Думаю, Соня немножко рассердилась за то, что я не ответил письмом на письмо. Или скорее обманулась в своих ожиданиях. Она замолчала. Меня это не тревожило. Потом вдруг — радостная открытка: Соня снова едет в Прагу в конце августа и остановится на сей раз у Фюрстов. Я тотчас ответил ей шуткой: «Отлично, значит, ужинать будете ходить к Донтам!» Она наверняка сообразила, что я имею в виду. А для прочих эти слова не значили ровно ничего. Я, видите ли, предполагал, что в семье Хайна никто еще и понятия не имеет о моем существовании.
В отсутствие Сони я много думал над тем, как нужно повернуть ход событий, когда Соня появится снова. Я понимал, что если я хочу заново привлечь к себе ее интерес, то должен подойти с другого конца. Я сказал себе, что теперь уже мне можно быть чуточку влюбленным. Отдаление поддерживает близость между теми, кто во время разлуки сумел остаться чужим друг другу, — и возводит препятствия перед теми, кому приходится при встрече продолжать линию чувств, излитых на бумаге. Я решил встретить Соню как некую драгоценность, которую недостаточно ценил, как жар-птицу, чье пение не понимал раньше.
Расчет мой на сей раз оказался неверным. Соня приехала, встретилась со мной, как с приятным знакомым — не больше. Ну да, я забыл учесть влияние фюрстовских мальчишек! Для Сони они были воплощением юности. И если я хотел теперь лучше и крепче привязать ее к себе, то должен был предпринять вылазку против этой юности, которая в ту пору была сильнее меня.

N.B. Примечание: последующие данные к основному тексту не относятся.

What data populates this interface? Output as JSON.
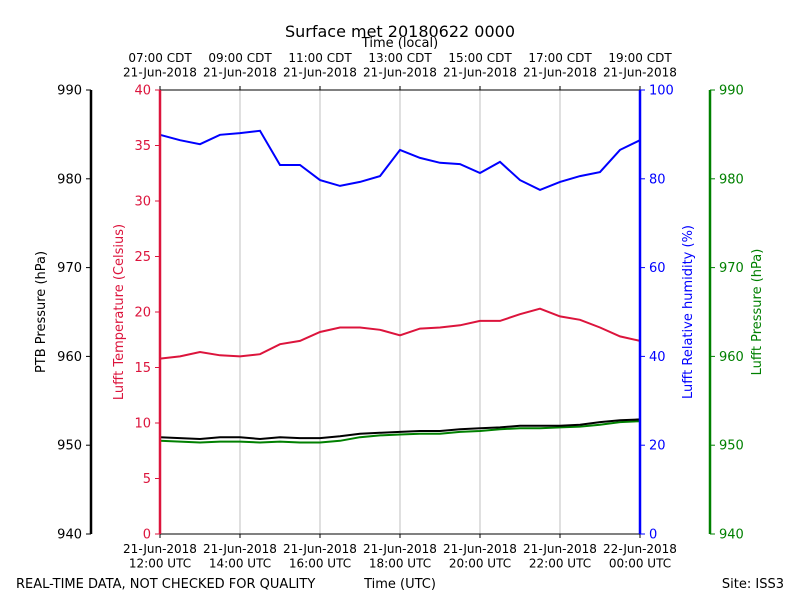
{
  "chart_data": {
    "type": "line",
    "title": "Surface met 20180622 0000",
    "x2label": "Time (local)",
    "xlabel": "Time (UTC)",
    "footer_left": "REAL-TIME DATA, NOT CHECKED FOR QUALITY",
    "footer_right": "Site: ISS3",
    "grid": "x",
    "x": [
      "2018-06-21T12:00",
      "2018-06-21T12:30",
      "2018-06-21T13:00",
      "2018-06-21T13:30",
      "2018-06-21T14:00",
      "2018-06-21T14:30",
      "2018-06-21T15:00",
      "2018-06-21T15:30",
      "2018-06-21T16:00",
      "2018-06-21T16:30",
      "2018-06-21T17:00",
      "2018-06-21T17:30",
      "2018-06-21T18:00",
      "2018-06-21T18:30",
      "2018-06-21T19:00",
      "2018-06-21T19:30",
      "2018-06-21T20:00",
      "2018-06-21T20:30",
      "2018-06-21T21:00",
      "2018-06-21T21:30",
      "2018-06-21T22:00",
      "2018-06-21T22:30",
      "2018-06-21T23:00",
      "2018-06-21T23:30",
      "2018-06-22T00:00"
    ],
    "xlim": [
      "2018-06-21T12:00",
      "2018-06-22T00:00"
    ],
    "xticks": [
      {
        "value": "2018-06-21T12:00",
        "label": "21-Jun-2018\n12:00 UTC"
      },
      {
        "value": "2018-06-21T14:00",
        "label": "21-Jun-2018\n14:00 UTC"
      },
      {
        "value": "2018-06-21T16:00",
        "label": "21-Jun-2018\n16:00 UTC"
      },
      {
        "value": "2018-06-21T18:00",
        "label": "21-Jun-2018\n18:00 UTC"
      },
      {
        "value": "2018-06-21T20:00",
        "label": "21-Jun-2018\n20:00 UTC"
      },
      {
        "value": "2018-06-21T22:00",
        "label": "21-Jun-2018\n22:00 UTC"
      },
      {
        "value": "2018-06-22T00:00",
        "label": "22-Jun-2018\n00:00 UTC"
      }
    ],
    "x2ticks": [
      {
        "value": "2018-06-21T12:00",
        "label": "07:00 CDT\n21-Jun-2018"
      },
      {
        "value": "2018-06-21T14:00",
        "label": "09:00 CDT\n21-Jun-2018"
      },
      {
        "value": "2018-06-21T16:00",
        "label": "11:00 CDT\n21-Jun-2018"
      },
      {
        "value": "2018-06-21T18:00",
        "label": "13:00 CDT\n21-Jun-2018"
      },
      {
        "value": "2018-06-21T20:00",
        "label": "15:00 CDT\n21-Jun-2018"
      },
      {
        "value": "2018-06-21T22:00",
        "label": "17:00 CDT\n21-Jun-2018"
      },
      {
        "value": "2018-06-22T00:00",
        "label": "19:00 CDT\n21-Jun-2018"
      }
    ],
    "ylabel": "PTB Pressure (hPa)",
    "ycolor": "#000000",
    "ylim": [
      940,
      990
    ],
    "yticks": [
      940,
      950,
      960,
      970,
      980,
      990
    ],
    "y2label": "Lufft Temperature (Celsius)",
    "y2color": "#dc143c",
    "y2lim": [
      0,
      40
    ],
    "y2ticks": [
      0,
      5,
      10,
      15,
      20,
      25,
      30,
      35,
      40
    ],
    "y3label": "Lufft Relative humidity (%)",
    "y3color": "#0000ff",
    "y3lim": [
      0,
      100
    ],
    "y3ticks": [
      0,
      20,
      40,
      60,
      80,
      100
    ],
    "y4label": "Lufft Pressure (hPa)",
    "y4color": "#008000",
    "y4lim": [
      940,
      990
    ],
    "y4ticks": [
      940,
      950,
      960,
      970,
      980,
      990
    ],
    "series": [
      {
        "axis": "y3",
        "color": "#0000ff",
        "values": [
          89.9,
          88.7,
          87.8,
          89.9,
          90.3,
          90.8,
          83.1,
          83.1,
          79.7,
          78.4,
          79.3,
          80.6,
          86.5,
          84.7,
          83.6,
          83.3,
          81.3,
          83.8,
          79.7,
          77.5,
          79.3,
          80.6,
          81.5,
          86.5,
          88.7
        ]
      },
      {
        "axis": "y2",
        "color": "#dc143c",
        "values": [
          15.8,
          16.0,
          16.4,
          16.1,
          16.0,
          16.2,
          17.1,
          17.4,
          18.2,
          18.6,
          18.6,
          18.4,
          17.9,
          18.5,
          18.6,
          18.8,
          19.2,
          19.2,
          19.8,
          20.3,
          19.6,
          19.3,
          18.6,
          17.8,
          17.4
        ]
      },
      {
        "axis": "y4",
        "color": "#008000",
        "values": [
          950.5,
          950.4,
          950.3,
          950.4,
          950.4,
          950.3,
          950.4,
          950.3,
          950.3,
          950.5,
          950.9,
          951.1,
          951.2,
          951.3,
          951.3,
          951.5,
          951.6,
          951.8,
          951.9,
          951.9,
          952.0,
          952.1,
          952.3,
          952.6,
          952.7
        ]
      },
      {
        "axis": "y",
        "color": "#000000",
        "values": [
          950.9,
          950.8,
          950.7,
          950.9,
          950.9,
          950.7,
          950.9,
          950.8,
          950.8,
          951.0,
          951.3,
          951.4,
          951.5,
          951.6,
          951.6,
          951.8,
          951.9,
          952.0,
          952.2,
          952.2,
          952.2,
          952.3,
          952.6,
          952.8,
          952.9
        ]
      }
    ]
  }
}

Я всегда добивался своего упорством. Моим лучшим оружием был трезвый и жестокий разум. Этого-то верного друга я и призвал на помощь. Предстоял второй раунд. Если я его выиграю, то против меня уже не будет ничего, кроме возможных предрассудков старого Хайна.
Нельзя сказать, чтоб я позволил себе растеряться, — я не гимназистик. И сохранил хладнокровие, когда на свидание, условленное между нами, Соня примчалась с обоими юношами. Старший из них уже сдал первый государственный экзамен, младший был студентом юридического факультета. Первого звали Феликс, второго Макс. Эти иксы в конце их имен дали повод к шутке, мол, каждый из них — уравнение с одним неизвестным. Шутка неплоха, но если вы слышали ее в десятый, в двадцатый раз, она переставала казаться остроумной. Оба были красивые ребята, стройные, веселые. У старшего, Феликса, уже намечалась плешь. И он картавил — скорее из кокетства, чем от природы. Оба гордились тем, что крещены влтавской водой, оба причисляли себя к золотой столичной молодежи. Манеры их, как и одежда, были изысканны. Братья дополняли друг друга. Светскость Феликса уравновешивалась юностью Макса. Оба носили одинаковые трости с серебряными набалдашниками и котелки, залихватски сдвинутые набекрень. Вышитые уголки платочков торчали из их нагрудных кармашков. Их остроты казались мне балаганными. Их гримасы — отвратительными. Что поделаешь? Соня любила обоих. Право, твердый мне попался орешек…
Соня представила им меня как старого товарища Донта, и ее ничуть не смутило, что я понял: она уже рассказывала этим хлыщам какие-нибудь невероятные истории обо мне. По их глазам я прочитал, что они считают меня этаким старикашкой, на чей счет можно как угодно проезжаться. Руку они мне подали с дерзким видом, как бы говорившим: знаем, знаем тебя, деревенщина, довольно мы похохотали над твоими жалкими похождениями! Их притворная вежливость была равнозначна вызову. Думаю, мы, трое мужчин, то есть все, кроме Сони, сразу разобрались в ситуации. Соня же была теперь ужасно довольна, что таскает за собой целый зверинец. Ей легко было держать при себе хотя бы и всех нас троих разом. В этом сказалась жестокость невинной девушки и непонятливость буржуазии.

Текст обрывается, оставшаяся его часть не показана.